Awas, SKM Bisa Picu Stunting, 50 Persen Kandungannya Gula
TIMBANG BADANG : Petugas puskesmas menimbang berat badan seorang bayi untuk pencegahan stunting. -Foto : BUDIMAN/SUMEKS -
PALEMBANG - Tingginya stunting akibat konsumsi susu kental manis (SKM) menjadi perhatian banyak pihak. SKM diyakini sebagai salah satu penyumbang tertinggi kasus stunting di Indonesia termasuk di Sumatera Selatan. Diketahui survei sepanjang tahun 2023 ternyata angka stunting di Sumsel meningkat hingga 20,3 persen.
Ketua Harian Yayasan Abhipraya Cendekia Indonesia (YAICI), Arif Hidayat menjelaskan balita dengan angka stunting yang tinggi masih banyak terdapat di daerah-daerah, namun angkanya berbeda tipis dengan perkotaan. "Setelah survei ke beberapa daerah di Kota Palembang, dari lima keluarga yang didatangi ada tiga keluarga terkena stunting.

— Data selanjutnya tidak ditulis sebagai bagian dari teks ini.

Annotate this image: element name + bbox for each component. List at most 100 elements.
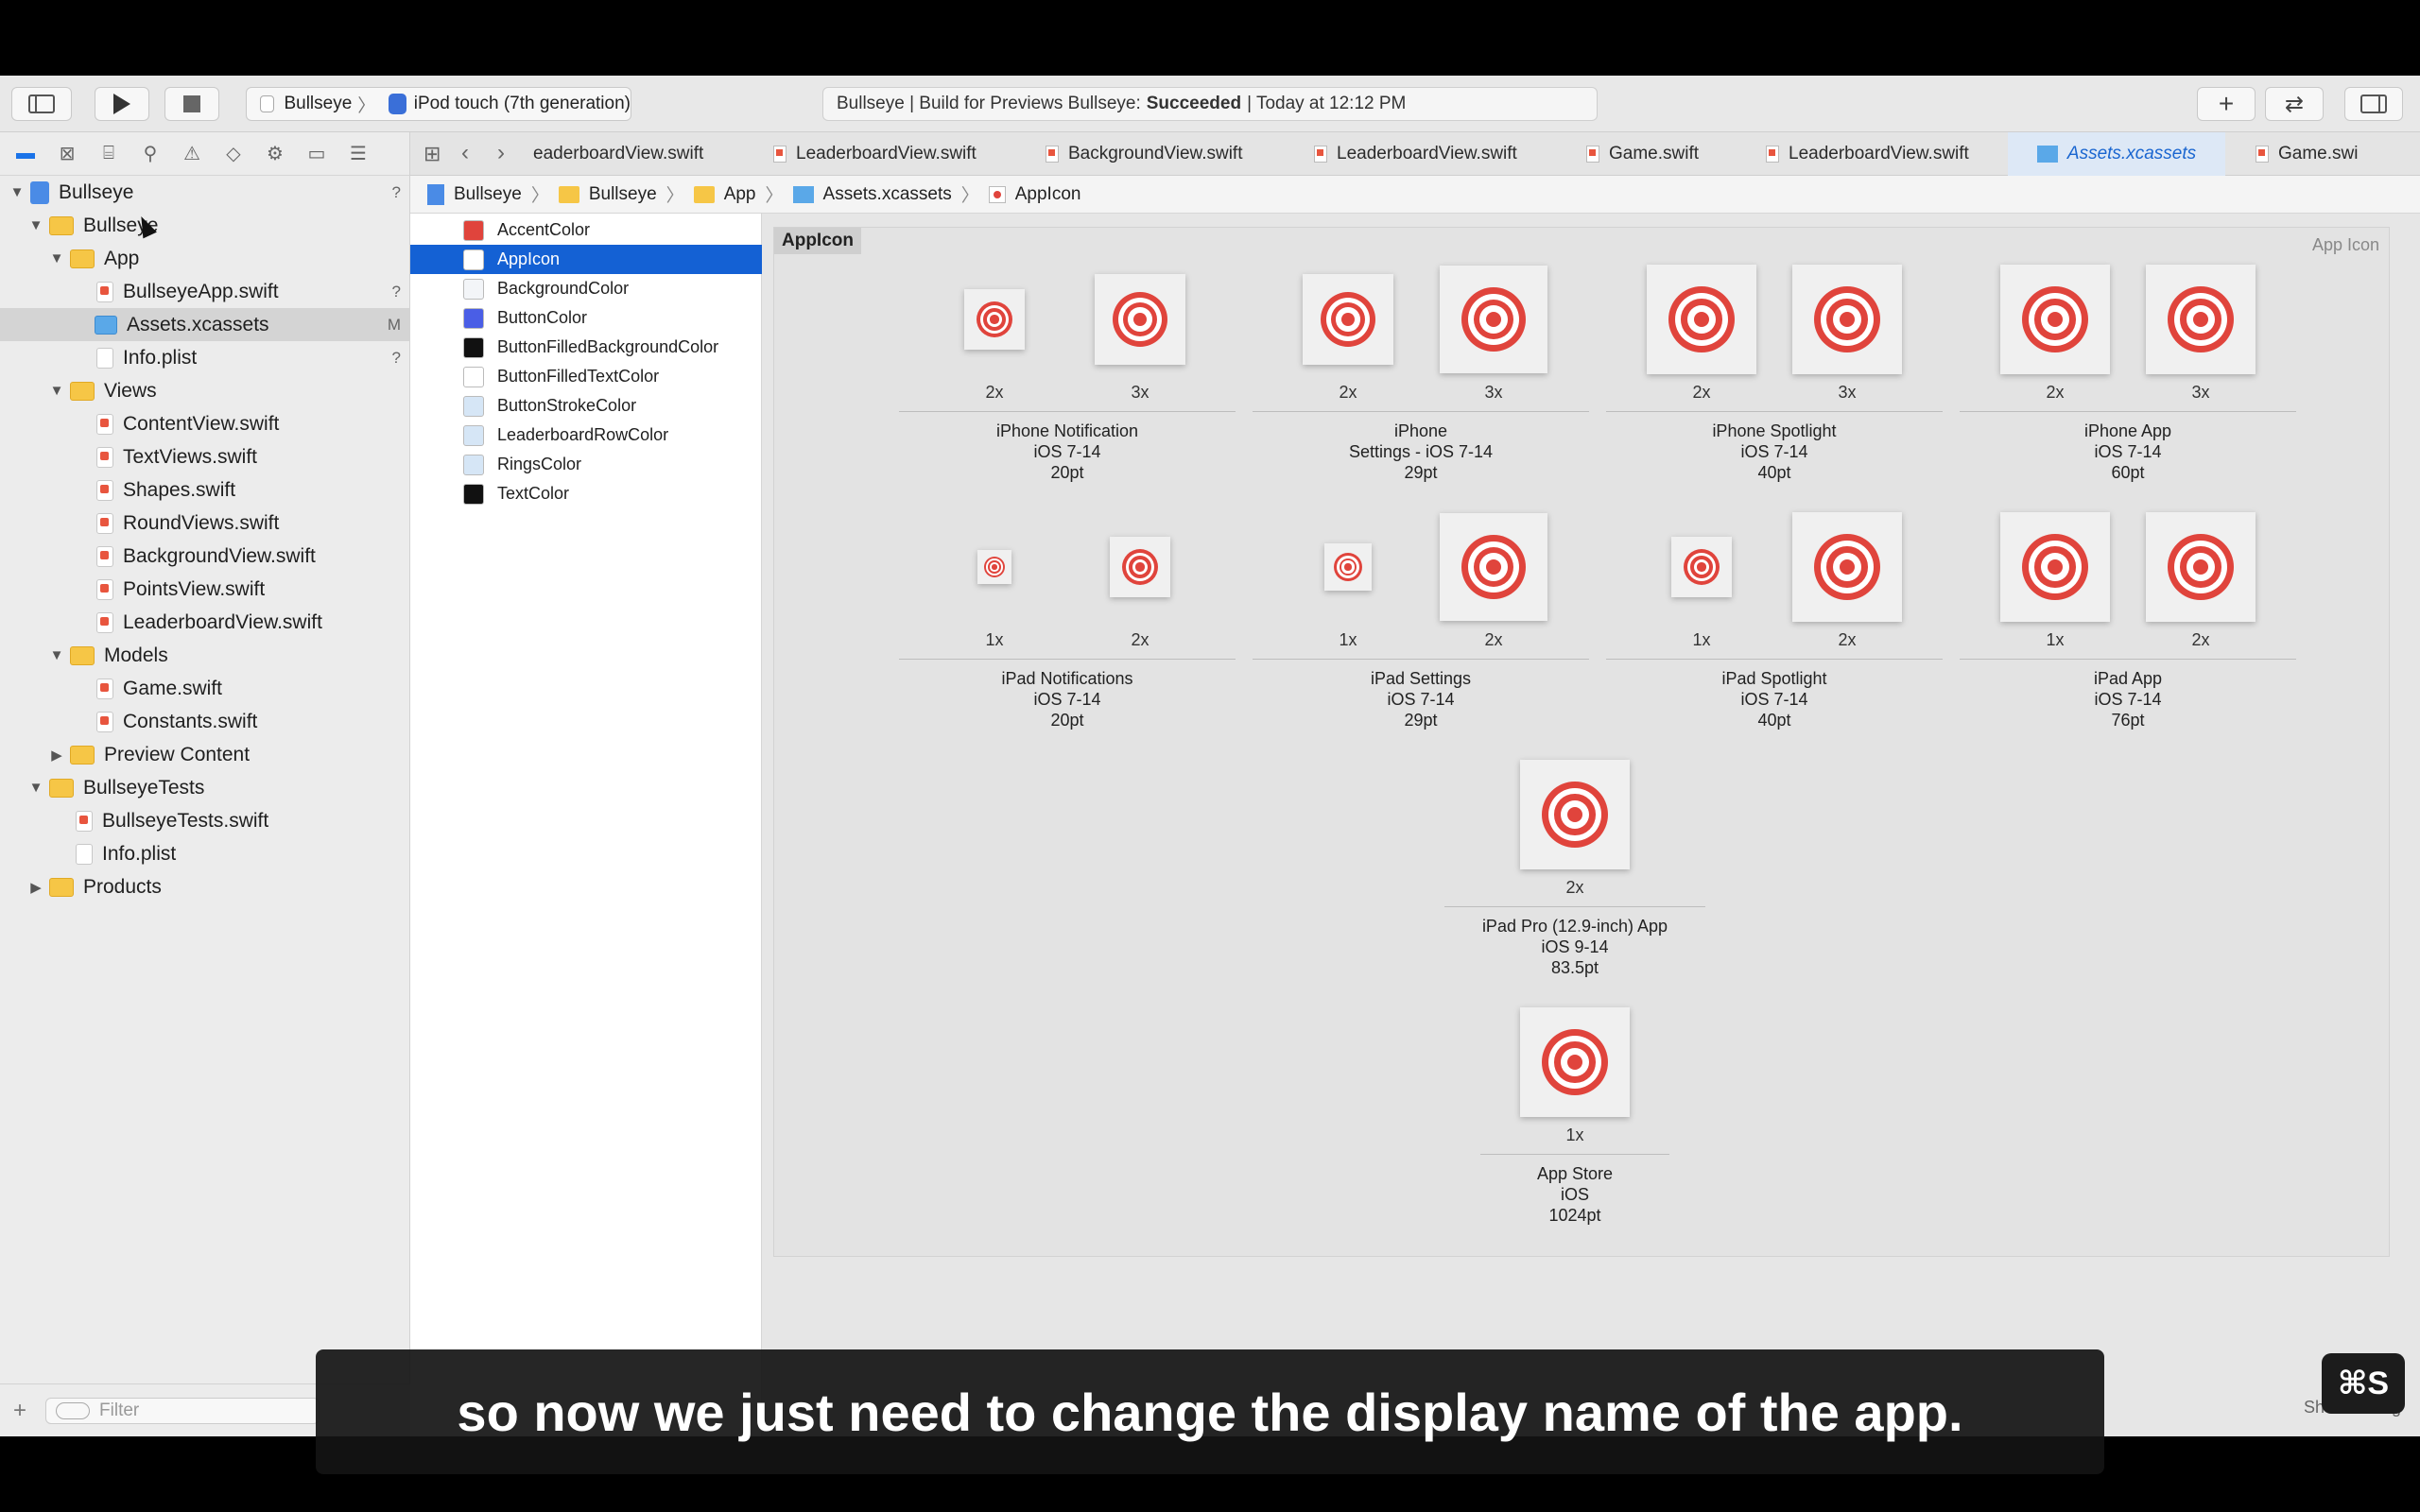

Ternyata rata-rata bermula dari orang tua memberikan SKM," jelasnya pada edukasi mengenai stunting, gizi buruk, dan berbagai persoalan terkait lainnya, kemarin.
Ia mengatakan pihaknya terus berupaya meningkatkan status kesehatan gizi ibu dan anak, dengan mengedukasi dan sosialisasi pencegahan stunting. "Karena persepsi banyak orang bahwa kental manis adalah susu, padahal 50 persen kandungannya adalah gula dan ini dapat memicu stunting," kata Arif.
Ia mengungkapkan batas usia anak menurut indikator statistik yakni 5 tahun, sedangkan yang otaknya dapat diselamatkan dari stunting yakni usia 2 tahun. "Edukasi terkait gizi selalu dilakukan melalui kader sosialisasi, konseling ASI, imunisasi, dan hal bersangkutan lainnya kepada masyarakat," ungkapnya.
BACA JUGA:PJ Bupati Lahat Dorong Peran Bapak Asuh Stunting yang Lebih Optimal
BACA JUGA:Keroyokan Kejar Zero Stunting, Tuntaskan 410 Balita Stunting, Target Tercapai 2025
Selain itu, ia menambahkan di kalangan pejabat pun hampir rata-rata tidak mengetahui SKM itu adalah gula. "Mereka saat memberikan bantuan memasukkan SKM, masih banyak yang tidak tahu meski mereka kalangan atas. Jadi masih minim literasi bahwa SKM merupakan gula. Tidak ada jaminan keluarga mampu anaknya terhindar dari stunting karena pola asuh yang salah itu dari retorasi yang minim," ucap dia.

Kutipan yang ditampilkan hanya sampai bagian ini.